Morning Fizz

Morning Fizz: The Classless Society

Caffeinated News & Gossip featuring over-the-top floor speeches, revenge, and more polling.

By Morning Fizz March 8, 2013

Caffeinated News & Gossip

1. Yesterday, the state house passed the Washington Voting Rights Act along party lines, 53-44. The Democratic bill, sponsored by Rep. Luis Moscoso (D-1, Bothell), helps minority groups fight discrimination at the polls by allowing district voting (Yakima is more than 40 percent Latino, but has never elected a Latino council member to its at-large, seven-member city council). 

In our Jolt, we noted dismissively that the Republicans gave a bunch of double reverse backflip conservative speeches about how the Democrats were despoiling Martin Luther King's legacy by focusing on race. (For the record, the 1965 federal Voting Rights Act, which similarly wrestled with local voting rules to give disenfranchised black voters a place at the table, was passed in direct response to MLK and the civil rights movement. MLK's political heir, U.S. Rep. John Lewis, recently condemned the U.S. Supreme Court for thinking about dismantling the landmark law.)

But don't take our word for it. Here's the GOP in their own words. Check out Rep. Vincent Buys (R-42, Lynden) on how he doesn't see race or class in America's "classless" society (though he somehow managed to take a disparaging shot at "well off" Mercer Island ... hmmmm), stressing in his speech that as "a white person I'm representing everyone in my community irregardless of what their race is." 

There are two black legislators in Olympia out of 145 members.

2.  Speaking of objectionable speeches, Democratic Rep. Hans Dunshee (D-44, Everett) had to apologize for his over-the-top floor speech earlier this week when he asked Republicans, who opposed a bill to allow public agencies the opportunity to build affordable housing, "is there humanity in your soul?"

For some people this bill is a moral dilemma, this bill is permissive. It tells the local government nothing, except you can. If you have compassion, this is an option. If you have humanity in your soul, this is an option. This mandates nothing. For those who vote against it, the question is, is there humanity in your soul?

Rep. Hans Dunshee (D-44, Everett) had to apologize for his over-the-top floor speech earlier this week.

The bill, proposed by green Democratic Rep. Jessyn Farrell (D-46, N. Seattle), is an attempt to get Sound Transit to develop the vacant lots around its station areas in Southeast Seattle.

3. Meanwhile during that floor debate over Rep. Moscoso's voting rights bill, the Republicans also continued their recent attack on the state Supreme Court. (They're obviously chagrined about last week's court ruling that declared the two-thirds vote requirement to raise taxes unconstitutional; state Sen. Michael Baumgartner, R-6, Spokane Valley, has proposed shrinking the court down to five members from nine, "terminating" four of them to save money by drawing straws.)
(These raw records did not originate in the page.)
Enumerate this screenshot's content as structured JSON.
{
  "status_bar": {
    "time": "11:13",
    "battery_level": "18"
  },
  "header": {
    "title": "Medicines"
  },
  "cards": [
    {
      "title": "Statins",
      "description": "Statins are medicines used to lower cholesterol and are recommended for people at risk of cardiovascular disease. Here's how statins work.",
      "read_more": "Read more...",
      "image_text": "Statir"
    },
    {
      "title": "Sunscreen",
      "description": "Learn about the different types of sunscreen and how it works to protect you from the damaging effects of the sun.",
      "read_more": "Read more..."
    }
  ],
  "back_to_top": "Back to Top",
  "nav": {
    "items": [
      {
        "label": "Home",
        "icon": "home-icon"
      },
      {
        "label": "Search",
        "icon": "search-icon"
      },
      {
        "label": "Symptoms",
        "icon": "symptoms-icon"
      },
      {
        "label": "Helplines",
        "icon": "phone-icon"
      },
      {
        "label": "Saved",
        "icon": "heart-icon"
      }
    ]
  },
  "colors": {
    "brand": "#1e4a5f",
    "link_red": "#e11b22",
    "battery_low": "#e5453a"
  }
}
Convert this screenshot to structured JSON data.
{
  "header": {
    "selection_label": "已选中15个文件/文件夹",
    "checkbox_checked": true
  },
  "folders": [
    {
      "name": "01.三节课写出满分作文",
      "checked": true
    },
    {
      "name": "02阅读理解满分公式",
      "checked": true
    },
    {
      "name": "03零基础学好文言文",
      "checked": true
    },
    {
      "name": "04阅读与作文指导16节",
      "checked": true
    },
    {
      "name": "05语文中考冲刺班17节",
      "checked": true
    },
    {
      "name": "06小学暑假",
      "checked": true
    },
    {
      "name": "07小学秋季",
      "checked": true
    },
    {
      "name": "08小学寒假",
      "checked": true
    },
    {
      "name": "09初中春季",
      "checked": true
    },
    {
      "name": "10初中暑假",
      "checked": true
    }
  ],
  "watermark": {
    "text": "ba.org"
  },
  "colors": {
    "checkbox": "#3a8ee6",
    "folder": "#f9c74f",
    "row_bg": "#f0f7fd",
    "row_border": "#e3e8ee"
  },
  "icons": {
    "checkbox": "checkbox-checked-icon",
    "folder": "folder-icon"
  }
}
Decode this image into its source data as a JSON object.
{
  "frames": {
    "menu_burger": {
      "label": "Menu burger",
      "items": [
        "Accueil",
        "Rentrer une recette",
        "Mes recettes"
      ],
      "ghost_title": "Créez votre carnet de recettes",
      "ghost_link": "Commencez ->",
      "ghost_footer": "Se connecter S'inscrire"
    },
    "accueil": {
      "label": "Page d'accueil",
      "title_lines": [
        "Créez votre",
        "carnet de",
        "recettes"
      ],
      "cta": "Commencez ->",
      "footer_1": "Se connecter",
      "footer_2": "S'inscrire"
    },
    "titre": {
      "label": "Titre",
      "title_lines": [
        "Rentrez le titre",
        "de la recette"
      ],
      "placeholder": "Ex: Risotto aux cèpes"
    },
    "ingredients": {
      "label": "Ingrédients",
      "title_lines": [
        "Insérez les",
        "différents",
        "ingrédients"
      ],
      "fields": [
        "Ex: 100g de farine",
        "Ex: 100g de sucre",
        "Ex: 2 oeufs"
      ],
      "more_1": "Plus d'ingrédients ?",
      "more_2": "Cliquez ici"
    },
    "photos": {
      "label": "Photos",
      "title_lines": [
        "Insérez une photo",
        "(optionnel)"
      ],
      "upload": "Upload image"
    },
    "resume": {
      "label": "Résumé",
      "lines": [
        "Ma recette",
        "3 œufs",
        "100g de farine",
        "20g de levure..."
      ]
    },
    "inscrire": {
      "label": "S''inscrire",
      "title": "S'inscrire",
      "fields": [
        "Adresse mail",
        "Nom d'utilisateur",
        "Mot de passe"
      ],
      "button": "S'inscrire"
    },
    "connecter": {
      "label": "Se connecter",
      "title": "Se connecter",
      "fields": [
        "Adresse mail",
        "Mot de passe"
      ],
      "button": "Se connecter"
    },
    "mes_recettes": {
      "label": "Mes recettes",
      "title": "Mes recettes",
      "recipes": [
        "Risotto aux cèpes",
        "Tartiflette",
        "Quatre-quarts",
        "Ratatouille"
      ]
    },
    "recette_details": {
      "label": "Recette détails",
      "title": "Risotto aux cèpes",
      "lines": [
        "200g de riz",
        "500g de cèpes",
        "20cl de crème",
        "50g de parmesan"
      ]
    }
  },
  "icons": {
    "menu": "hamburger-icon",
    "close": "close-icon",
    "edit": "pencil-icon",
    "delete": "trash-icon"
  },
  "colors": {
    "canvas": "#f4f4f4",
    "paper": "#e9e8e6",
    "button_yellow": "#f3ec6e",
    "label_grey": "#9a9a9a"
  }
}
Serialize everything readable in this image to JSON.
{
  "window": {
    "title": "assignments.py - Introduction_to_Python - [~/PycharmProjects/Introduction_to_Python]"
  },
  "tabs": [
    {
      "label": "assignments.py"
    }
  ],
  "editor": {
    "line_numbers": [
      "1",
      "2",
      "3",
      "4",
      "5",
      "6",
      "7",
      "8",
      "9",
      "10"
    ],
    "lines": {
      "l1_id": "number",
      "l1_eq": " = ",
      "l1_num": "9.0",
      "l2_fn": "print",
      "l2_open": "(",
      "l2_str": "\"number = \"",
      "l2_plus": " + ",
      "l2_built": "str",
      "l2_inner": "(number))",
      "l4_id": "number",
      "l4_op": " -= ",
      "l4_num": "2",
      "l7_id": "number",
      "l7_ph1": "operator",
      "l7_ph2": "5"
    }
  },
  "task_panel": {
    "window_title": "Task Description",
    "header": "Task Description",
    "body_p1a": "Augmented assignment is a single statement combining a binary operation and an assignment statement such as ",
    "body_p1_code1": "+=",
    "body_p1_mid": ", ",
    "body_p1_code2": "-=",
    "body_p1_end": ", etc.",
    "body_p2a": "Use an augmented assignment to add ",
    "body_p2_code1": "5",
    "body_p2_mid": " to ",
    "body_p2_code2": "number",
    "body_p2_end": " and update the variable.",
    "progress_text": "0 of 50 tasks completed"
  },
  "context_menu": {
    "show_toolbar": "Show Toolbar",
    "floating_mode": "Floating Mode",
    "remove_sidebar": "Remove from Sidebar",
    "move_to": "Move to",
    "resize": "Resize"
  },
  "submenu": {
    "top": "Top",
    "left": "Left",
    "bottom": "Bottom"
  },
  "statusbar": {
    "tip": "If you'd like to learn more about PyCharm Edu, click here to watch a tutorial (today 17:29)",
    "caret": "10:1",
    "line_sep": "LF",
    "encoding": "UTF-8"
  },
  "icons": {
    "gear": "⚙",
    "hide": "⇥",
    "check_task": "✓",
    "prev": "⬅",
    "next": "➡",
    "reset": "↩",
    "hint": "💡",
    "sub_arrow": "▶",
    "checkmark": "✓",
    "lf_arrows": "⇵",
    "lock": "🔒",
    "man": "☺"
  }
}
Yesterday's assault on the court came from Rep. Matt Manweller (R-13, Ellensburg), who, to be candid, is a bit more sophisticated than Buys.

Manweller proposed an amendment to Moscoso's bill that would make the supreme court, currently elected statewide, drawn up by district.

Not a bad idea. Manweller had to withdraw it, though, because his clever suggestion wasn't in the scope of the bill. However, Fizz would have seconded Manweller's amendment if his districting plan accurately represented the same six to four Democratic to Republican split in Washington's blue majority in Congress.

4. Looking for the crosstabs on yesterday's first big poll on the 2013 mayor's race?

Here they are. An interesting footnote that didn't get mentioned yesterday—voters' basic take on Mayor Mike McGinn and City Attorney Pete Holmes, currently caught in a tacky public spat about DOJ oversight of the SPD: 37 percent of voters approve of the job McGinn is doing in office while 43 percent disapprove (19 percent aren't sure.) Thirty-four percent approve of the job Holmes is doing while 18 percent disapprove (48 percent aren't sure).